Гоша с двумя операми приготовились к броску, но бежать не пришлось. Чеченцы (это были чеченцы — чёрные и бородатые, в кожаных куртках) выскочили из укрытия, и, веерно поливая автоматными очередями кусты и дорогу, посреди которой остановилась «Волга», бросились к ожидающим их джипам. Всего Алексей насчитал пятерых. Пархома среди них не было, во всяком случае, Сидоров его среди убегающих не заметил. Опера залегли. Чеченские пули били по кустам, сбивая снег парням на головы и на спины.
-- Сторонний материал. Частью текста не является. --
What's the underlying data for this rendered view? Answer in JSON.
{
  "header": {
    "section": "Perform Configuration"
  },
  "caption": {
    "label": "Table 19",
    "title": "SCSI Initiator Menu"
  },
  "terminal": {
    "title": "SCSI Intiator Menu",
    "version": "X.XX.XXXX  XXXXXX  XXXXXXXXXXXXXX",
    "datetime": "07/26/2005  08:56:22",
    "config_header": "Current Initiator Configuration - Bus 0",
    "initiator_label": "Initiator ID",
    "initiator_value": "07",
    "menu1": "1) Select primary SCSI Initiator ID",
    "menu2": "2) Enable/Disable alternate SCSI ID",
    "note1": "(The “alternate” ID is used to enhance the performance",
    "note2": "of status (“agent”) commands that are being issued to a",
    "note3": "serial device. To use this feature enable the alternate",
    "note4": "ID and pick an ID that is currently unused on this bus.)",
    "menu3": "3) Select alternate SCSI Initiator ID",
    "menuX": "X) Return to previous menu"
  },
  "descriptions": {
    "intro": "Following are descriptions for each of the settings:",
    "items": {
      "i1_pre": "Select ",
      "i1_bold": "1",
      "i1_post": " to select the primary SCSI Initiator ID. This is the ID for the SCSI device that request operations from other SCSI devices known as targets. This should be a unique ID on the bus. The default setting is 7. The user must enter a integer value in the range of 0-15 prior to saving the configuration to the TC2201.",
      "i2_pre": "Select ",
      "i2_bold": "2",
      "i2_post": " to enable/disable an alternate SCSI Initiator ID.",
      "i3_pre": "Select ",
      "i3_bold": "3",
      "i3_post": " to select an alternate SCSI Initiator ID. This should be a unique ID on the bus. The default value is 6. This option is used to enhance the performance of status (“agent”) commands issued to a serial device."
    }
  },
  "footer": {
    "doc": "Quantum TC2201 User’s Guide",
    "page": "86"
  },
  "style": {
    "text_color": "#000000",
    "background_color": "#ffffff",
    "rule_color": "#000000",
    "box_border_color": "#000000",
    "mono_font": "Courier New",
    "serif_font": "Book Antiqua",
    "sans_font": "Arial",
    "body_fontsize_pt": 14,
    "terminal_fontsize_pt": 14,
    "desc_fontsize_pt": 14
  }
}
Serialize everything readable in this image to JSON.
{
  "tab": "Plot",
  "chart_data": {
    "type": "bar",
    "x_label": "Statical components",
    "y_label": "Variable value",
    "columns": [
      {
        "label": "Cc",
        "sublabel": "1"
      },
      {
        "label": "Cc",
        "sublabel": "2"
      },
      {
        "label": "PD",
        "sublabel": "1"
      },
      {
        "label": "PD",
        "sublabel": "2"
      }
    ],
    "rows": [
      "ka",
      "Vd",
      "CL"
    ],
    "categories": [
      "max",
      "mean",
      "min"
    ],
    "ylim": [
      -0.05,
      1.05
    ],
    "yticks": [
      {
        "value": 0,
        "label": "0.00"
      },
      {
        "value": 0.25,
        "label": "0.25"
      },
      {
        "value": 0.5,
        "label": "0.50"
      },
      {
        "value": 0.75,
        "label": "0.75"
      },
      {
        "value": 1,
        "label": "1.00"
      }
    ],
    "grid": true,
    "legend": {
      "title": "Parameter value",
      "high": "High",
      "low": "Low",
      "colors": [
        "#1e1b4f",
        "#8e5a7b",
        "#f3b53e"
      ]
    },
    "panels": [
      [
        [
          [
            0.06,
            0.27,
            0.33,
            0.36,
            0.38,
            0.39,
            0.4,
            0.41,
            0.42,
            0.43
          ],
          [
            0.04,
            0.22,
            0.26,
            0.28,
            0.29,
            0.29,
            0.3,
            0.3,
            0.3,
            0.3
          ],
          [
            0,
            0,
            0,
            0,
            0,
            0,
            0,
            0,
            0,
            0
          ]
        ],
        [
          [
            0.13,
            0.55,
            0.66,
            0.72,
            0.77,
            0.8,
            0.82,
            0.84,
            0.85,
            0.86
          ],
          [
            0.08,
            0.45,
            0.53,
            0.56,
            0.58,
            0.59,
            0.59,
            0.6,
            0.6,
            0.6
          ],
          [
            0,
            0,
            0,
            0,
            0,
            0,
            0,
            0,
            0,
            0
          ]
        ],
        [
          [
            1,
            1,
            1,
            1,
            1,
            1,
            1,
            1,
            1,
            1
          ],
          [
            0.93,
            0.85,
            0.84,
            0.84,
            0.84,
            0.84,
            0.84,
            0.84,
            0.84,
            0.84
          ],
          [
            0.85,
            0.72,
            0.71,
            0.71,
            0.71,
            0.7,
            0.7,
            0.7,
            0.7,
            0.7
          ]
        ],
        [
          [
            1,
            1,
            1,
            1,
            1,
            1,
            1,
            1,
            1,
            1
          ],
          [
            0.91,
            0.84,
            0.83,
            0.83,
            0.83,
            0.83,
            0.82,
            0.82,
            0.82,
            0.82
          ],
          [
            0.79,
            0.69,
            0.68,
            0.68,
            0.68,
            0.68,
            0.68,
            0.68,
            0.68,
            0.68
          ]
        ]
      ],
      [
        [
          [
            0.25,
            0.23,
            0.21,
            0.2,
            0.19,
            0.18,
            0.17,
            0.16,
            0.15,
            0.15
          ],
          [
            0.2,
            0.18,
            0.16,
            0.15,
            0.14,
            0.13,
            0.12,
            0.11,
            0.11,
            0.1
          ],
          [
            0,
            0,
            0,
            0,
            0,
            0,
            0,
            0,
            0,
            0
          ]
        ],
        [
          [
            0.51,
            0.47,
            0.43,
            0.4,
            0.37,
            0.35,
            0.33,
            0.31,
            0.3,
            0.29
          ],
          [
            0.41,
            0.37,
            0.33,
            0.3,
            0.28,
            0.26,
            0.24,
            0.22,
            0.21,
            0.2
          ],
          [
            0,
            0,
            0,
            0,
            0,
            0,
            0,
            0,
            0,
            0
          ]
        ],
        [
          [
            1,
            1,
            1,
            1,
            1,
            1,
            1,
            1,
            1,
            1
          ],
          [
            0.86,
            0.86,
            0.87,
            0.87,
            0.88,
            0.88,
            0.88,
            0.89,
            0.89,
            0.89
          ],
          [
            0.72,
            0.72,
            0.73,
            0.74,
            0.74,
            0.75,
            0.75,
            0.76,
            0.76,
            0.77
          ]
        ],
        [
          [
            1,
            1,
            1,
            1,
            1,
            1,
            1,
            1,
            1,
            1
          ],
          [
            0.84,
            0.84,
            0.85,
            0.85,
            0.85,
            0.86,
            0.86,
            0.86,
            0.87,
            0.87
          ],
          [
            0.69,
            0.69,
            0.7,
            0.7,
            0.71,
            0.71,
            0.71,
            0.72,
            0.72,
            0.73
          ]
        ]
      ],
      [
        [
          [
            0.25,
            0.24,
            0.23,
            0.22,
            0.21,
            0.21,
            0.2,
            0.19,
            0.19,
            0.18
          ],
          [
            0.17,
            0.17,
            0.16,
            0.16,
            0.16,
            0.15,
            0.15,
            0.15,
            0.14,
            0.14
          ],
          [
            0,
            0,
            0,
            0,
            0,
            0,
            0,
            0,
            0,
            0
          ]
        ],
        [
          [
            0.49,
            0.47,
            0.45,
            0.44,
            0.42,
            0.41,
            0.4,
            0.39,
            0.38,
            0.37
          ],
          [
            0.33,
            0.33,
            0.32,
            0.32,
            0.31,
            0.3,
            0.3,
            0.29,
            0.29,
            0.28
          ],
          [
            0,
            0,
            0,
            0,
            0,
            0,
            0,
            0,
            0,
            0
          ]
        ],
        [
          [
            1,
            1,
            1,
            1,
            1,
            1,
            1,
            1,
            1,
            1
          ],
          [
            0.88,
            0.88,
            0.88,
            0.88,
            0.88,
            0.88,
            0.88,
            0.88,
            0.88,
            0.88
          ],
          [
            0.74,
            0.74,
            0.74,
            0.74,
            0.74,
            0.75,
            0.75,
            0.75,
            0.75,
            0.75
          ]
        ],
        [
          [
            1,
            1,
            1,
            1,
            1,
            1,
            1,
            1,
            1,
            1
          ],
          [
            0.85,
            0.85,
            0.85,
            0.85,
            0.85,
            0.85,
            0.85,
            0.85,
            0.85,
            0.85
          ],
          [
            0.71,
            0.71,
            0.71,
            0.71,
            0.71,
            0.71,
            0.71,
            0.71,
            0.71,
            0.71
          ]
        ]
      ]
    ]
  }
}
Захлопали дверцы джипов и машины, взревев моторами, рванули с места перестрелки. Петровский первым поднял голову, но Гоша легонько шлёпнул его по макушке.
— Куда, вперёд батьки! — и сам осторожно приподнялся, осмотрел поле боя, — Вроде всё спокойно.
— Что, ушёл Пархом? — спросил Сидоров.
— Если и ушёл, то не в сторону аэропорта, джипы в город поехали. Но я его не видел, там одни чеченцы были.
Гоша достал рацию, с кем-то соединился, и, продиктовав номера машин, сказал, что совершенно неплохо было бы их задержать. Предупредил, что в джипах вооружённые преступники, которые только что совершили ограбление инкассаторской машины.
Из «Волги» выбрались гаишники и вразвалочку подошли к сыщикам, преследовать джипы с чеченцами они и не думали. Капитан чесал задницу и вертел головой в шлеме.
Лобовое стекло «инкассатора» было густо забрызгано кровью, и через него невозможно было разглядеть тех, кто находился в кабине. Правая дверца взломана и слегка приоткрыта, из кабины несло смертью. Даже заглядывать туда не нужно было, чтобы убедиться, что живых там нет. А у подножки автомобиля на мокром гравии лежал на боку труп чеченца.
— Надо же, подстрелили одного! — удивился Гоша. Перевернул труп, — Ого! Сам Шамиль. Интересно, чья пуля его нашла? Не иначе, стажёр Шамиля завалил.
Петровский заглянул через Гошино плечо.
— А почему крови нет? — присел на корточки и протянул руку к чёрной голове, — А это что?
— Руки! — Гоша уже и сам заметил красное пятнышко на лбу Шамиля и что-то блеснувшее посредине, — И чему вас только в институте учат?
Сидоров подошёл к «уазику», потянул за искорежённую ручку бронированной дверцы и столкнулся с взглядом чёрных мёртвых глаз.
— Это Пархом, — сказал Гоша. — Мёртвый.
Орудие смерти искать не пришлось, оно было на виду: из груди Пархома там, где сердце, торчала костяная рукоятка кинжала.
Сидоров внимательно, словно желая на всю оставшуюся жизнь запомнить черты лица своего врага, посмотрел на Пархома. Бледный. И непонятно — вызвана ли эта бледность смертью, или лицо Пархома было бледным всегда? На фоне белого лица, глаза с расширенными зрачками были похожи на две чёрные дыры, такие же чёрные, холодные и пустые, как его недобрая бандитская душа. Мёртвый Пархом криво улыбался. Сидоров вспомнил описание Пархома, данное Альфредом в день их случайной встречи: «У него глаза, как у мёртвого — взгляд холодный и неподвижный. И вообще лицо такое… такое… И улыбочка…». Соответствует на все сто процентов. Смерть мало изменила этого человека.